Macrophage content in vastus lateralis tissue of study patients. Representative images of tissue sections from EAA (A–C) and Placebo (D–F) study subjects. Scale bar indicates 150 µm. In A and D, M1 macrophages are labeled with anti-cd86 (green). M2c macrophages are labeled with anti-cd163 (blue). The extracellular matrix is labeled with anti-laminin2 (red). In B and E, cd86-positive staining is shown. In C and F, cd163 is shown. G: histogram showing the changes in M1 area normalized to the area of the extracellular matrix marked with laminin. Black bars indicate average area of the baseline time point, and white bars indicate the combined average of the 1- and 2-wk time points. H: histogram showing the changes in M1 area normalized to the area of the extracellular matrix marked with laminin. Black bars indicate the average area of the baseline time point, and white bars indicate the combined average of the 1- and 2-wk time points. I: ratio of M1 to M2c. J: representative image used for assessment of fibrotic tissue, with TE7 (red), desmin (blue), and laminin (green). K: histogram showing measurements of TE7 area in the various experimental conditions. *Significance (P) values represent the treatment group main effect in separate analyses of (co)variance. Presurgery values were covaried in models evaluating postsurgery treatment group differences. Values denoted with a # symbol trended toward significance (had a P value between 0.051 and 0.099).

Fig. 6.

NCAM+ fibers, TUNEL and central nuclei assessment in vastus lateralis biopsies of study subjects.

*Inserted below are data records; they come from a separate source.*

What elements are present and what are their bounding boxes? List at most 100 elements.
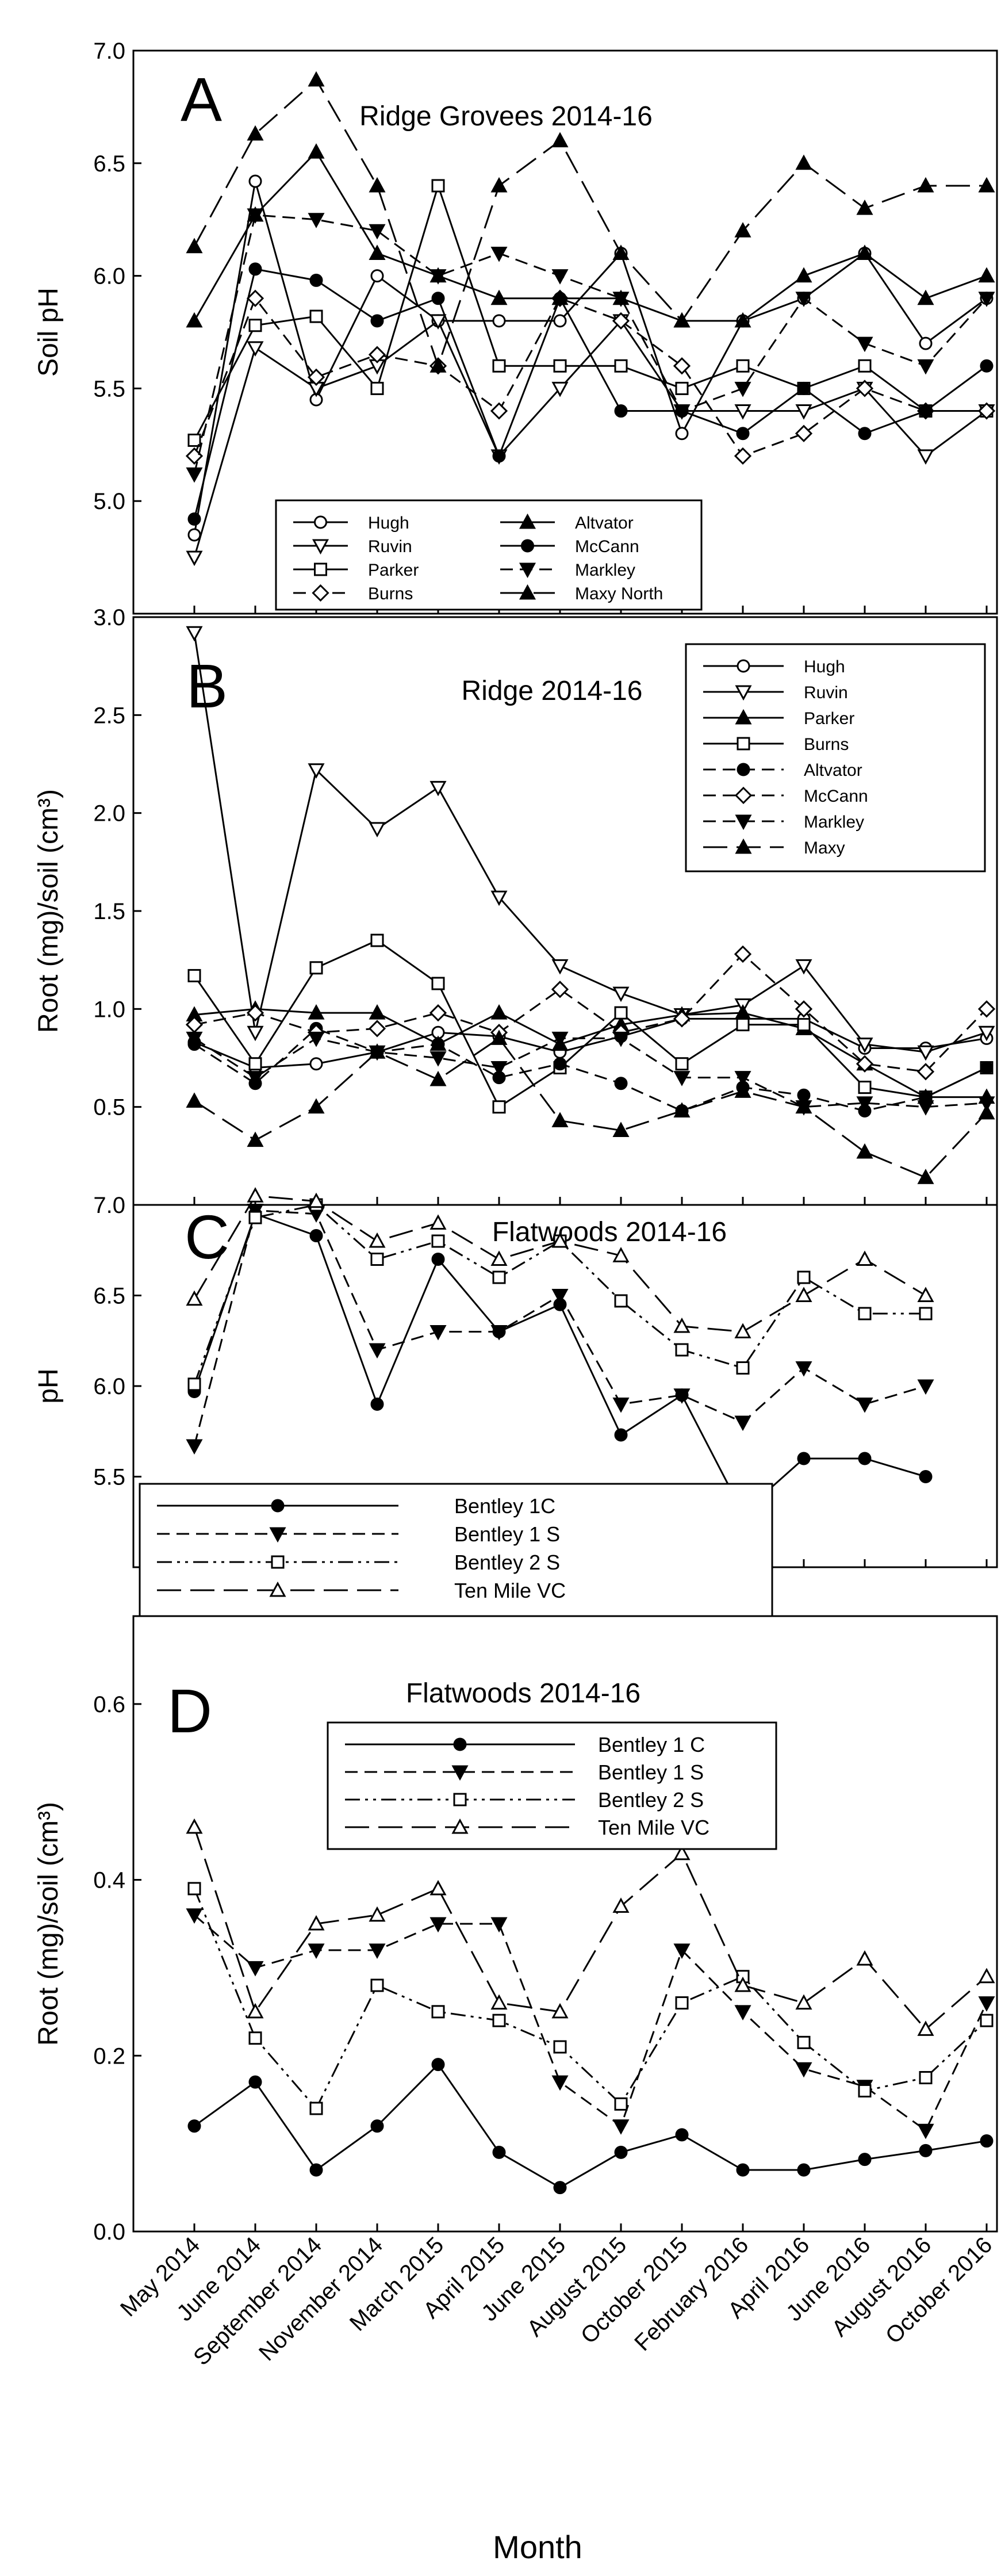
data-point — [551, 2003, 569, 2019]
data-point — [917, 1045, 934, 1061]
legend-item: Bentley 1 S — [157, 1522, 560, 1546]
legend-item: Maxy North — [500, 584, 663, 603]
data-point — [856, 244, 873, 260]
data-point — [978, 1996, 995, 2012]
data-point — [429, 1070, 447, 1086]
data-point — [673, 357, 691, 375]
legend-item: Ruvin — [703, 683, 848, 702]
legend-label: Parker — [368, 561, 419, 580]
data-point — [797, 2163, 811, 2177]
data-point — [614, 1006, 628, 1020]
data-point — [490, 402, 508, 420]
legend-item: Bentley 2 S — [345, 1788, 704, 1812]
data-point — [795, 1000, 813, 1018]
data-point — [736, 1361, 750, 1375]
legend-label: Ruvin — [804, 683, 848, 702]
legend-marker — [734, 786, 753, 805]
legend-marker — [519, 562, 536, 579]
data-point — [675, 1343, 689, 1357]
data-point — [795, 1361, 812, 1377]
data-point — [309, 2163, 323, 2177]
data-point — [431, 1234, 445, 1248]
data-point — [248, 174, 262, 188]
data-point — [856, 1038, 873, 1053]
data-point — [429, 1880, 447, 1896]
data-point — [309, 1229, 323, 1243]
data-point — [917, 1287, 934, 1302]
data-point — [308, 1943, 325, 1959]
data-point — [673, 312, 691, 328]
legend-item: Parker — [703, 709, 854, 728]
y-axis-label: pH — [33, 1368, 64, 1403]
data-point — [919, 1470, 933, 1483]
data-point — [370, 1978, 384, 1992]
series-line — [193, 268, 987, 519]
data-point — [187, 1377, 201, 1391]
series-line — [193, 150, 987, 322]
legend-label: Burns — [804, 735, 849, 754]
data-point — [553, 2181, 567, 2195]
data-point — [917, 2123, 934, 2139]
legend-label: Hugh — [804, 657, 845, 676]
data-point — [369, 1906, 386, 1922]
series-line — [194, 1037, 987, 1108]
data-point — [368, 1020, 386, 1038]
data-point — [369, 177, 386, 193]
legend-item: Hugh — [293, 514, 409, 533]
data-point — [612, 312, 630, 330]
data-point — [186, 1031, 203, 1047]
legend: Bentley 1C Bentley 1 S Bentley 2 S Ten Mile… — [139, 1483, 773, 1617]
data-point — [612, 1031, 630, 1047]
y-axis-label: Root (mg)/soil (cm³) — [33, 789, 64, 1033]
data-point — [858, 2153, 872, 2167]
data-point — [551, 1031, 569, 1047]
legend-label: Bentley 2 S — [598, 1788, 704, 1812]
series-line — [193, 939, 987, 1108]
series-line — [193, 214, 988, 474]
data-point — [734, 381, 751, 397]
legend-item: Bentley 1 S — [345, 1760, 704, 1784]
legend-marker — [737, 659, 750, 673]
legend-marker — [453, 1793, 467, 1806]
data-point — [370, 2119, 384, 2133]
data-point — [429, 1214, 447, 1230]
data-point — [248, 2075, 262, 2089]
legend-marker — [737, 737, 750, 751]
data-point — [797, 1018, 811, 1032]
data-point — [612, 292, 630, 307]
data-point — [492, 359, 506, 373]
data-point — [370, 1253, 384, 1266]
data-point — [247, 2003, 264, 2019]
data-point — [369, 1343, 386, 1359]
data-point — [248, 319, 262, 332]
legend-label: McCann — [804, 787, 868, 806]
data-point — [551, 2075, 569, 2091]
data-point — [492, 2145, 506, 2159]
panel-letter: D — [167, 1676, 212, 1746]
data-point — [429, 1004, 447, 1022]
data-point — [917, 1379, 934, 1395]
series-bentley-1-s — [186, 1908, 995, 2139]
data-point — [187, 433, 201, 447]
data-point — [734, 447, 752, 465]
data-point — [247, 125, 264, 141]
data-point — [551, 959, 569, 975]
legend-marker — [735, 685, 752, 701]
data-point — [977, 402, 996, 420]
legend-item: Burns — [293, 584, 413, 603]
data-point — [734, 2005, 751, 2020]
legend-label: Bentley 1C — [454, 1494, 555, 1518]
y-tick-label: 0.6 — [93, 1692, 125, 1717]
data-point — [917, 359, 934, 375]
y-tick-label: 1.5 — [93, 899, 125, 924]
data-point — [490, 1061, 508, 1077]
data-point — [186, 312, 203, 328]
data-point — [553, 314, 567, 328]
data-point — [795, 424, 813, 442]
data-point — [978, 1025, 995, 1042]
data-point — [612, 1897, 630, 1913]
data-point — [369, 1232, 386, 1248]
data-point — [856, 1950, 873, 1966]
y-tick-label: 0.2 — [93, 2043, 125, 2069]
y-tick-label: 7.0 — [93, 39, 125, 64]
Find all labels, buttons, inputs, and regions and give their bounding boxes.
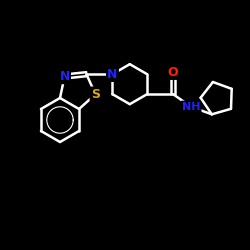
Text: S: S bbox=[91, 88, 100, 101]
Text: N: N bbox=[107, 68, 118, 81]
Text: N: N bbox=[60, 70, 70, 83]
Text: NH: NH bbox=[182, 102, 200, 112]
Text: O: O bbox=[168, 66, 178, 79]
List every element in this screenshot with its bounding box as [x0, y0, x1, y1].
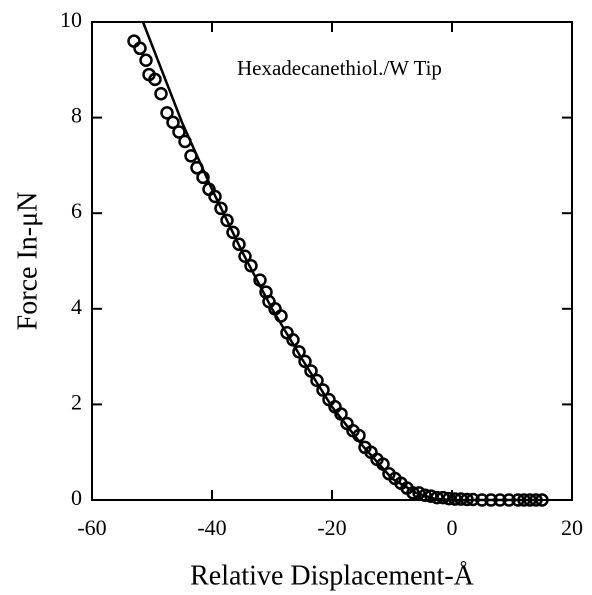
data-point	[238, 249, 252, 263]
data-point	[148, 72, 162, 87]
y-tick-label: 2	[71, 389, 82, 414]
data-point	[172, 125, 186, 139]
annotation: Hexadecanethiol./W Tip	[237, 56, 442, 80]
data-point	[304, 364, 318, 378]
data-point	[292, 345, 306, 359]
x-axis-label: Relative Displacement-Å	[190, 560, 475, 591]
data-point	[127, 34, 141, 48]
data-point	[139, 53, 153, 67]
y-tick-label: 10	[60, 7, 82, 32]
y-tick-label: 8	[71, 103, 82, 128]
x-tick-label: 0	[447, 515, 458, 540]
data-point	[316, 383, 330, 397]
y-tick-label: 6	[71, 198, 82, 223]
data-point	[160, 106, 174, 120]
data-point	[208, 189, 222, 204]
y-tick-label: 0	[71, 485, 82, 510]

A: representative image of NCAM+ fibers (green; positive fibers are marked with an *). The image is costained with laminin (red) and DAPI (blue). Scale bar is 75 µm. B: histogram showing NCAM+ fibers in the various experimental conditions. C: representative image used for determining central nuclei number. Nuclei are labeled with DAPI (red) and laminin (green) marks the extracellular matrix. Solid triangles indicate central myonuclei. Scale bar is 150 µm. D: histogram showing central nuclei distribution in the various experimental conditions. E: TUNEL-positive cell (green) counterstained with DAPI (blue). Scale bar is 150 µm. F: histogram showing the distribution of TUNEL cells across the experimental conditions. *Significance (P) values represent the treatment group main effect in separate analyses of (co)variance. Presurgery values were covaried in models evaluating postsurgery treatment group differences.

Fig. 7.

Capillary numbers per fiber in vastus lateralis biopsies of study subjects. A: representative image of capillaries labeled with Ulex europeaus agglutinin (green), smooth muscle actin (red), and laminin (blue). Scale bar is 300 µm. B: histogram showing the relative numbers of capillaries per fiber across the experimental conditions. C: histogram summarizing the capillary-to-fiber perimeter exchange (CFPE) index across the experimental conditions. *Significance (P) values represent the treatment group main effect in separate analyses of (co)variance. Presurgery values were covaried in models evaluating postsurgery treatment group differences.